Gnathia pilosus

Scientific classification
- Kingdom: Animalia
- Phylum: Arthropoda
- Class: Malacostraca
- Order: Isopoda
- Family: Gnathiidae
- Genus: Gnathia
- Species: G. pilosus
- Binomial name: Gnathia pilosus Hadfield, Smit & Avenant-Oldewage, 2008

= Gnathia pilosus =

- Authority: Hadfield, Smit & Avenant-Oldewage, 2008

Species of crustacean

Gnathia pilosus is the eighth gnathiid species to be described from South Africa. It occurs on the warmer east coast compared to the other seven gnathiids found on the colder west and south coasts of South Africa. Gnathiids have a polymorphic and biphasic life cycle (reproductive stage and ectoparasite larval stage). There are three larval stages with each stage having two forms, namely praniza and zuphea. The praniza is usually a replete, haematophagous phase while the zuphea is an unfed benthic dweller phase. Adults can be found in groups with a single male and up to 43 females and immature specimens. The free-living adults do not feed and are usually hidden in a cavity or sponge where reproduction will occur. The larvae of gnathiid isopods are known to parasitise a large variety of intertidal fish worldwide. The taxonomic classification of gnathiids is usually based on the morphological characteristics of the adult male. The detailed descriptions of the female and larva, however, are also important for identifying these life stages to species level when collected in the absence of males.

== Life cycle ==
Gnathia pilosus is capable of breeding throughout the year, but with the majority breeding in summer and releasing their young in autumn. Gnathia pilosus larvae show decrease in growth over colder months. A decrease in water temperature may be the cause of slower moulting in the winter months. The zuphea 1 is released from the female marsupium in the autumn months and subsequently attaches to their host fish. During feeding, the zuphea 1 transform into the praniza 1. The praniza 1 detaches from the host and rests on the bottom substrate, using the blood meal to sustain itself until moulting into the zuphea 2 after 35 days.
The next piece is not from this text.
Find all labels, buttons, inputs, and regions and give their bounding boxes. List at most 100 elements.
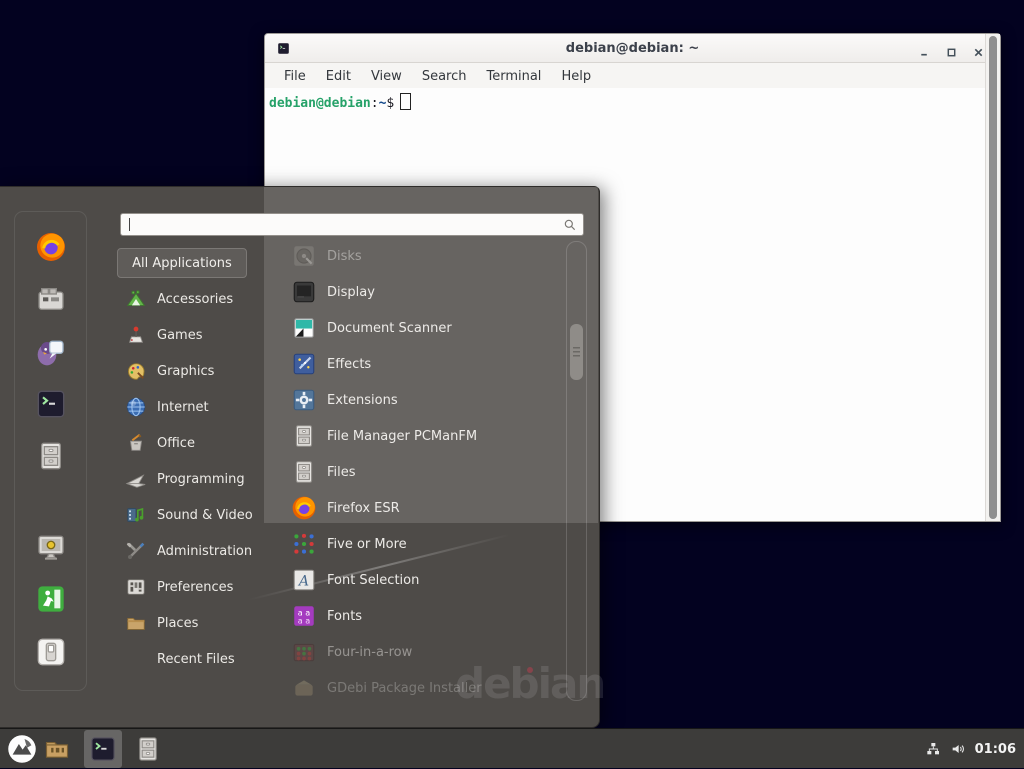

The zuphea 2 feeds on a host to become the praniza 2 and moults into a zuphea 3 which will also feed to become the very swollen praniza 3. Within a few weeks, the sex of the praniza 3 can be determined by the presence of either the testes in the male larva or thin ovary strands in the female larvae. The male praniza 3 moults before the female praniza 3 in order to be ready for reproduction as soon as the females mature. This is important as the female requires fertilisation immediately after completing its moult. The larvae increase in length and width with each moult. Embryos develop in the female marsupium until released from the oostegite openings as zuphea 1 larvae. The life cycle from zuphea 1 to adult female fertilization ranges between 125 and 140 days.